The fight for water rights

As drought related issues continue, water becomes gold

Farmers in the area will likely have to cut back on water usage

John Whittlesey/Observer

Farmers in the area will likely have to cut back on water usage

Matt Escamilla, Staff Reporter

Without water, nothing can survive, especially in the green Pacific Northwest. With drought seemingly on the horizon, local government entities have begun evaluating water rights rules.

They are doing so to make sure residents are able to go about their lives without worrying about water resources.

In an article by Natasha Geiling on, Washington Governor Jay Inslee was quoted saying, “We’re really starting to feel the pain from this snowpack drought. Impacts are already severe in several areas of the state.”

The same sentiment was shared by Bambi Miller, who co-owns Parke Creek Farm in Ellensburg. Miller works at the Ellensburg Farmer’s Market during the summer and fall months.

“What are we going to grow? [With a drought,] nothing,” Miller said. “No produce, no money.”

Hilary Huffman of Huffman Farms is in her third cropping season.

She mentioned that they had to start the planting process two weeks earlier than normal, in the beginning of June. The farm used a greenhouse and soil additive that binds the roots and retains water to help lessen the burden.  

The water shortage has forced local entities to reevaluate the regulations on water rights.

It took seven years for the logistics to get worked out into an agreement, and the new regulations will become official on Dec. 2, 2015.

Under the old agreement, individuals only had to disclose their water usage on the mainstream supply line, however that’s going to change next month.

The new agreement will force residents to disclose their water usage, not only on the mainstream, but tributaries (side channels and creeks) as well.

“The Kittitas water project is going to protect the environment and senior rights will be protected,” said Tim Trohimovich, director of planning & law at Futurewise, a statewide public interest group that works to encourage sustainable farmland.

In order for the public to agree to any new regulation, people must be educated about what it entails.

“Most businesses, farmers, etc. who are exposed to the regulations for the first time are initially upset,” said Paul Jewell of the Board of Commissioners Office of Kittitas County. “But as they begin to understand the program and the other alternatives, most are accepting, if not begrudgingly so.”

It’s important to understand the difference between junior and senior water rights and the implications they have on prospective owners.

According to Kittitas County Public Health, senior water rights are available to any landowner who purchased land in Kittitas County prior to May 10, 1995. These water rights holders have the most access to groundwater.

Junior water rights holders, on the other hand, have to purchase excess water from senior water rights holders if they wish to use more than their allotted amount.

Miller and Cox both have junior rights.

Jewell also said a review of the water rights is on track.

“The settlement agreement that the county signed with regard to groundwater resource management with the Department of Ecology and Futurewise is working well,” Jewell said. “We immediately implemented the ‘interim measures’ regulations as required by the agreement and have met all of our obligations to date.”

Jewell added that the county agreed that mitigation would be required before groundwater for domestic or commercial use was implemented.

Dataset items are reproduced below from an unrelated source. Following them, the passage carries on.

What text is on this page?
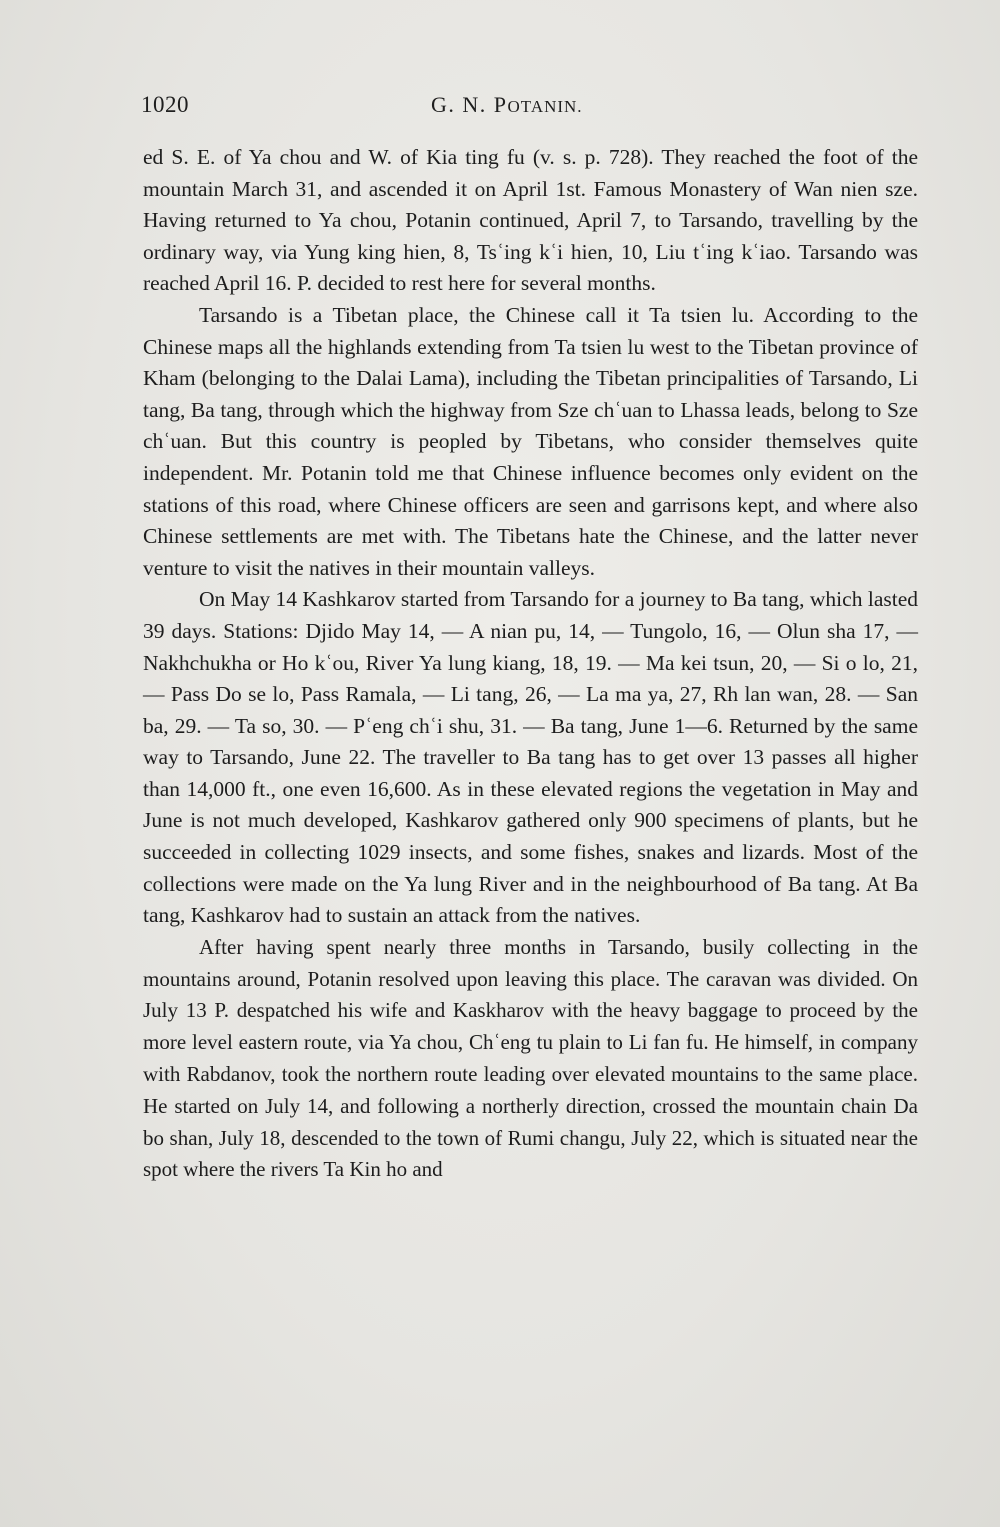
1020	G. N. POTANIN.

ed S. E. of Ya chou and W. of Kia ting fu (v. s. p. 728). They reached the foot of the mountain March 31, and ascended it on April 1st. Famous Monastery of Wan nien sze. Having returned to Ya chou, Potanin continued, April 7, to Tarsando, travelling by the ordinary way, via Yung king hien, 8, Tsʿing kʿi hien, 10, Liu tʿing kʿiao. Tarsando was reached April 16. P. decided to rest here for several months.

Tarsando is a Tibetan place, the Chinese call it Ta tsien lu. According to the Chinese maps all the highlands extending from Ta tsien lu west to the Tibetan province of Kham (belonging to the Dalai Lama), including the Tibetan principalities of Tarsando, Li tang, Ba tang, through which the highway from Sze chʿuan to Lhassa leads, belong to Sze chʿuan. But this country is peopled by Tibetans, who consider themselves quite independent. Mr. Potanin told me that Chinese influence becomes only evident on the stations of this road, where Chinese officers are seen and garrisons kept, and where also Chinese settlements are met with. The Tibetans hate the Chinese, and the latter never venture to visit the natives in their mountain valleys.

On May 14 Kashkarov started from Tarsando for a journey to Ba tang, which lasted 39 days. Stations: Djido May 14, — A nian pu, 14, — Tungolo, 16, — Olun sha 17, — Nakhchukha or Ho kʿou, River Ya lung kiang, 18, 19. — Ma kei tsun, 20, — Si o lo, 21, — Pass Do se lo, Pass Ramala, — Li tang, 26, — La ma ya, 27, Rh lan wan, 28. — San ba, 29. — Ta so, 30. — Pʿeng chʿi shu, 31. — Ba tang, June 1—6. Returned by the same way to Tarsando, June 22. The traveller to Ba tang has to get over 13 passes all higher than 14,000 ft., one even 16,600. As in these elevated regions the vegetation in May and June is not much developed, Kashkarov gathered only 900 specimens of plants, but he succeeded in collecting 1029 insects, and some fishes, snakes and lizards. Most of the collections were made on the Ya lung River and in the neighbourhood of Ba tang. At Ba tang, Kashkarov had to sustain an attack from the natives.

After having spent nearly three months in Tarsando, busily collecting in the mountains around, Potanin resolved upon leaving this place. The caravan was divided. On July 13 P. despatched his wife and Kaskharov with the heavy baggage to proceed by the more level eastern route, via Ya chou, Chʿeng tu plain to Li fan fu. He himself, in company with Rabdanov, took the northern route leading over elevated mountains to the same place. He started on July 14, and following a northerly direction, crossed the mountain chain Da bo shan, July 18, descended to the town of Rumi changu, July 22, which is situated near the spot where the rivers Ta Kin ho and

He added that water use is estimated to be 800 acre-feet consumptive.

In regards to offset residential development, the county acquired 800 acres of water and are purchasing senior rights from individual owners.

In turn, the water will be put into the state’s water trust to support instream flows in the Yakima River basin. The total cost of the project could be anywhere from $100,000 to millions of dollars.

“The County has purchased some water to date but we have not completed enough purchases to provide the 800 acres of mitigation,” Jewell said. “According to the agreement, the County has ten years to fulfill that obligation.”

Even with an agreement in place, that doesn’t mean problems won’t arise in the future.

Especially for water users such as Suncadia, which has three full golf courses which take plenty of water to maintain.

“While there are other mitigation water banks that are following the proper process and steps similar to Suncadia’s water bank, there are, unfortunately, others who are taking risky shortcuts,” said Paul Eisenberg, senior vice president of development for Suncadia Resort.

Eisenberg said that Kittitas county is not being as diligent as it should be.

“The county is not performing the impairment analysis for its program, which means that a harmed senior water right holder can take action to immediately shut down the operation of such wells that impair their more senior water rights,” Eisenberg said.

Eisenberg warned that without more consideration on the part of the Kittitas county, things could go down hill.

“The county makes no guarantees that its certificates will actually allow the wells to continue to operate, and it will not defend challenges to individual wells,” Eisenberg said. “Lenders will begin to ask deeper questions and refuse to provide loans for these risky mitigation banks as soon as these curtailment actions begin to occur.”